FBI’s Process to Check Epstein Files for Trump Mentions Was Pure Chaos
A new report alleges that the ever-changing rules for checking Jeffrey Epstein–related documents sent the FBI into “full panic mode.”

Analysts tasked to review the Epstein files allege that there was a “log” to track mentions of Donald Trump.
Allison Gill, a legal analyst known for her work covering Robert Mueller’s investigation into Trump, reported Sunday that some of the 1,000 personnel from the Information Management Division and the FBI New York field office who were instructed to review documents pertaining to child sex trafficker Jeffrey Epstein noticed Trump’s name in the fold. Anonymous sources told Gill that a “log” related to Trump’s repeat mentions was drafted.
The liberal legal blogger had put out a call on social media hoping to interview former analysts and, within “24 hours,” she said she “received several messages.”
“Individual analysts were told to flag mentions of Trump by document and page number by logging them in an Excel spreadsheet, then they’d hand in their spreadsheet at the end of their (sometimes 24 or even 48-hour) shift,” Gill wrote, underscoring that agents were directed not to flag Trump “until later in a process that began mid-March.”
Analysts that spoke with Gill alleged that the process was “chaotic,” with instructions and orders “constantly changing,” even on a daily basis.
“One person I spoke to on the condition of anonymity said that many agents spent more time waiting for new instructions than they did processing files,” Gill wrote.

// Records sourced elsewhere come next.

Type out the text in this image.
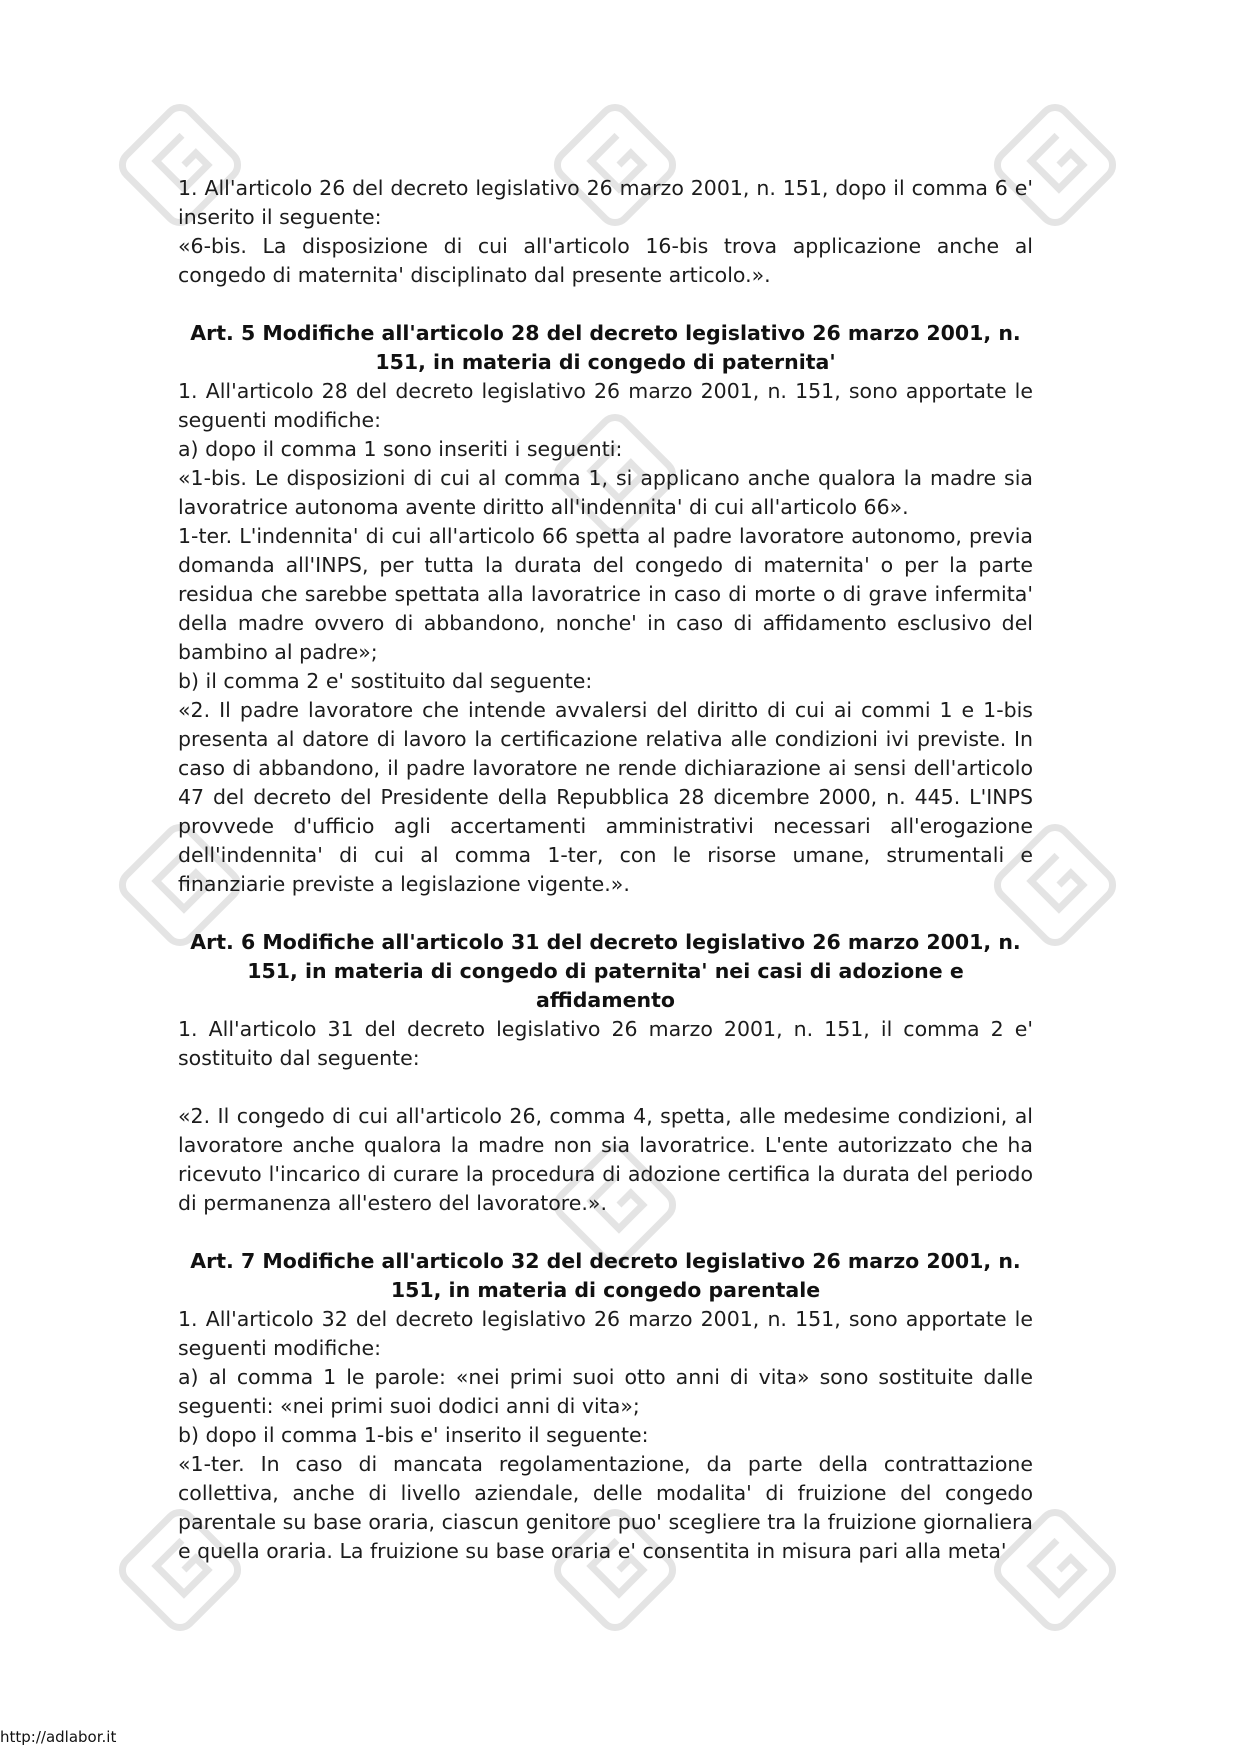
1. All'articolo 26 del decreto legislativo 26 marzo 2001, n. 151, dopo il comma 6 e' inserito il seguente:

«6-bis. La disposizione di cui all'articolo 16-bis trova applicazione anche al congedo di maternita' disciplinato dal presente articolo.».

Art. 5 Modifiche all'articolo 28 del decreto legislativo 26 marzo 2001, n. 151, in materia di congedo di paternita'

1. All'articolo 28 del decreto legislativo 26 marzo 2001, n. 151, sono apportate le seguenti modifiche:

a) dopo il comma 1 sono inseriti i seguenti:

«1-bis. Le disposizioni di cui al comma 1, si applicano anche qualora la madre sia lavoratrice autonoma avente diritto all'indennita' di cui all'articolo 66».

1-ter. L'indennita' di cui all'articolo 66 spetta al padre lavoratore autonomo, previa domanda all'INPS, per tutta la durata del congedo di maternita' o per la parte residua che sarebbe spettata alla lavoratrice in caso di morte o di grave infermita' della madre ovvero di abbandono, nonche' in caso di affidamento esclusivo del bambino al padre»;

b) il comma 2 e' sostituito dal seguente:

«2. Il padre lavoratore che intende avvalersi del diritto di cui ai commi 1 e 1-bis presenta al datore di lavoro la certificazione relativa alle condizioni ivi previste. In caso di abbandono, il padre lavoratore ne rende dichiarazione ai sensi dell'articolo 47 del decreto del Presidente della Repubblica 28 dicembre 2000, n. 445. L'INPS provvede d'ufficio agli accertamenti amministrativi necessari all'erogazione dell'indennita' di cui al comma 1-ter, con le risorse umane, strumentali e finanziarie previste a legislazione vigente.».

Art. 6 Modifiche all'articolo 31 del decreto legislativo 26 marzo 2001, n. 151, in materia di congedo di paternita' nei casi di adozione e affidamento

1. All'articolo 31 del decreto legislativo 26 marzo 2001, n. 151, il comma 2 e' sostituito dal seguente:

«2. Il congedo di cui all'articolo 26, comma 4, spetta, alle medesime condizioni, al lavoratore anche qualora la madre non sia lavoratrice. L'ente autorizzato che ha ricevuto l'incarico di curare la procedura di adozione certifica la durata del periodo di permanenza all'estero del lavoratore.».

Art. 7 Modifiche all'articolo 32 del decreto legislativo 26 marzo 2001, n. 151, in materia di congedo parentale

1. All'articolo 32 del decreto legislativo 26 marzo 2001, n. 151, sono apportate le seguenti modifiche:

a) al comma 1 le parole: «nei primi suoi otto anni di vita» sono sostituite dalle seguenti: «nei primi suoi dodici anni di vita»;

b) dopo il comma 1-bis e' inserito il seguente:

«1-ter. In caso di mancata regolamentazione, da parte della contrattazione collettiva, anche di livello aziendale, delle modalita' di fruizione del congedo parentale su base oraria, ciascun genitore puo' scegliere tra la fruizione giornaliera e quella oraria. La fruizione su base oraria e' consentita in misura pari alla meta'

http://adlabor.it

She noted that, due to the crazed nature of the operation, the files were stored on a “shared drive” that anyone within the division could access, with the “usual permission restrictions” not in place.
“This left the Epstein and Maxwell files open to viewing by a much larger group of people than previously thought,” Gill wrote.
Staff were additionally instructed that Attorney General Pam Bondi would have sole discretion over what would be released to the public.
Senate Democratic Whip Dick Durbin challenged the administration last week about the operation. In a letter addressed to Bondi on Friday, Durbin accused the Justice Department chief of pressuring FBI staff to review “approximately 100,000 Epstein-related records in order to produce more documents that could then be released on an arbitrarily short deadline.”
“My office was told that these personnel were instructed to ‘flag’ any records in which President Trump was mentioned,” he said.
Trump has a well-documented history with the New York financier. Prior to his death, Epstein described himself as one of Trump’s “closest friends.” The socialites were named and photographed together several times; Trump allegedly penned a salacious letter to Epstein for the pedophile’s 50th birthday; and the first time that Trump slept with his now-wife Melania was reportedly aboard Epstein’s plane, nicknamed the “Lolita Express.”
After defending Bondi for several weeks, deriding his Epstein-conscious supporters as “stupid,” and claiming that there was no evidence of Epstein’s so-called “client list,” Trump now seems content with allowing his attorney general to take the fall for the cataclysmic fiasco.
“One thing that’s been clear is his feelings about it,” an unnamed White House official told NBC News. “This now resides within the DOJ.”